Document your installation
Keep notes on versions, paths, database credentials storage, firewall rules, NGINX configuration, backup locations, and upgrade steps. Documentation is boring until something breaks. Then it becomes heroic.
Limit plugins
Plugins can be powerful, but each one adds maintenance and security considerations. Install what your team uses, remove what it does not, and keep plugins updated.
Real-World Experience: Lessons from Setting Up Mattermost on Linux
The most important lesson from setting up Mattermost on Linux is that the installation itself is usually not the hard part. The hard part is making smart decisions before users arrive. A clean Mattermost deployment feels simple: people log in, create channels, upload files, search conversations, receive notifications, and forget the server exists. That is the dream. The server should be useful, quiet, and about as dramatic as a toaster.
In practice, most setup headaches come from four areas: DNS, HTTPS, database credentials, and reverse proxy configuration. DNS needs to point to the correct server before Certbot can issue certificates. HTTPS must match the same domain used in SiteURL. PostgreSQL credentials must be entered exactly, including the database name and password. NGINX must pass WebSocket headers properly, or Mattermost may load while real-time communication behaves like it is sending messages by carrier pigeon.
Another useful experience is to avoid testing only from the server itself. A local curl test confirms that Mattermost is listening, but it does not prove that users can reach the site through DNS, HTTPS, and NGINX. Test from your laptop, phone, and a network outside your server environment. If mobile apps matter to your team, test those too. Mobile login issues are often related to incorrect public URLs, certificates, or proxy headers.
Backups deserve special attention. Many administrators back up the Mattermost directory and forget that the real conversation history lives in PostgreSQL. Others back up the database and forget file uploads. A reliable backup plan includes both. A better plan includes restore testing. A backup you have never restored is not a backup; it is a hopeful artifact.

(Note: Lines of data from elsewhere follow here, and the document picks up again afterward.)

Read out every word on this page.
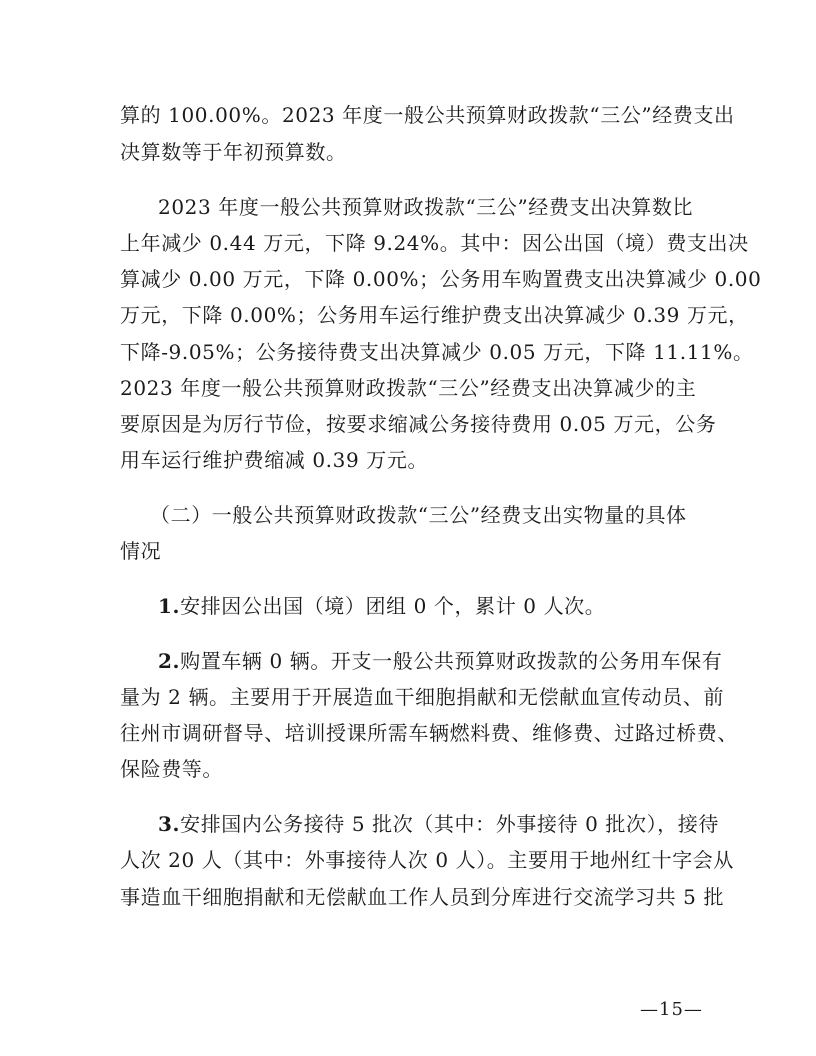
算的 100.00%。2023 年度一般公共预算财政拨款“三公”经费支出
决算数等于年初预算数。
2023 年度一般公共预算财政拨款“三公”经费支出决算数比
上年减少 0.44 万元，下降 9.24%。其中：因公出国（境）费支出决
算减少 0.00 万元，下降 0.00%；公务用车购置费支出决算减少 0.00
万元，下降 0.00%；公务用车运行维护费支出决算减少 0.39 万元，
下降-9.05%；公务接待费支出决算减少 0.05 万元，下降 11.11%。
2023 年度一般公共预算财政拨款“三公”经费支出决算减少的主
要原因是为厉行节俭，按要求缩减公务接待费用 0.05 万元，公务
用车运行维护费缩减 0.39 万元。
（二）一般公共预算财政拨款“三公”经费支出实物量的具体
情况
1.安排因公出国（境）团组 0 个，累计 0 人次。
2.购置车辆 0 辆。开支一般公共预算财政拨款的公务用车保有
量为 2 辆。主要用于开展造血干细胞捐献和无偿献血宣传动员、前
往州市调研督导、培训授课所需车辆燃料费、维修费、过路过桥费、
保险费等。
3.安排国内公务接待 5 批次（其中：外事接待 0 批次），接待
人次 20 人（其中：外事接待人次 0 人）。主要用于地州红十字会从
事造血干细胞捐献和无偿献血工作人员到分库进行交流学习共 5 批
—15—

It is also wise to configure monitoring from day one. You do not need a massive observability platform for a small team, but you should at least monitor disk space, memory, CPU load, service status, certificate expiration, and backup success. Disk space is especially important because file uploads and logs can grow quietly. Servers rarely announce, “Excuse me, I am about to fill the disk and ruin everyone’s morning.” They simply do it.
For teams moving from another chat tool, spend time designing channel structure. Create a few obvious channels such as town-square, engineering, support, announcements, and random. Do not create 80 channels on day one. Empty channels make a new workspace feel like an abandoned shopping mall. Let the structure grow with the team.
Finally, keep the setup boring. Use stable releases, standard Linux paths, predictable service names, clear firewall rules, and documented upgrade steps. Creative server administration is fun until someone else has to maintain it. A Mattermost server should be easy to understand six months later, even if you have consumed exactly zero coffee and the production alert arrived during dinner.
Conclusion
Setting up Mattermost on Linux is a practical project for teams that want self-hosted communication, stronger control over data, and flexible integration options. The core path is straightforward: prepare Linux, install PostgreSQL, download Mattermost, configure the database and Site URL, run the server with systemd, secure it behind NGINX, enable HTTPS, and finish the setup in the System Console.
The best Mattermost installations are not just “working.” They are secure, backed up, monitored, documented, and easy to upgrade. Take the extra time to configure SMTP, firewall rules, TLS, file storage, and backup routines properly. Your team may never notice those details, which is exactly the point. Good infrastructure is like good plumbing: nobody applauds it when it works, but everyone becomes a critic when it does not.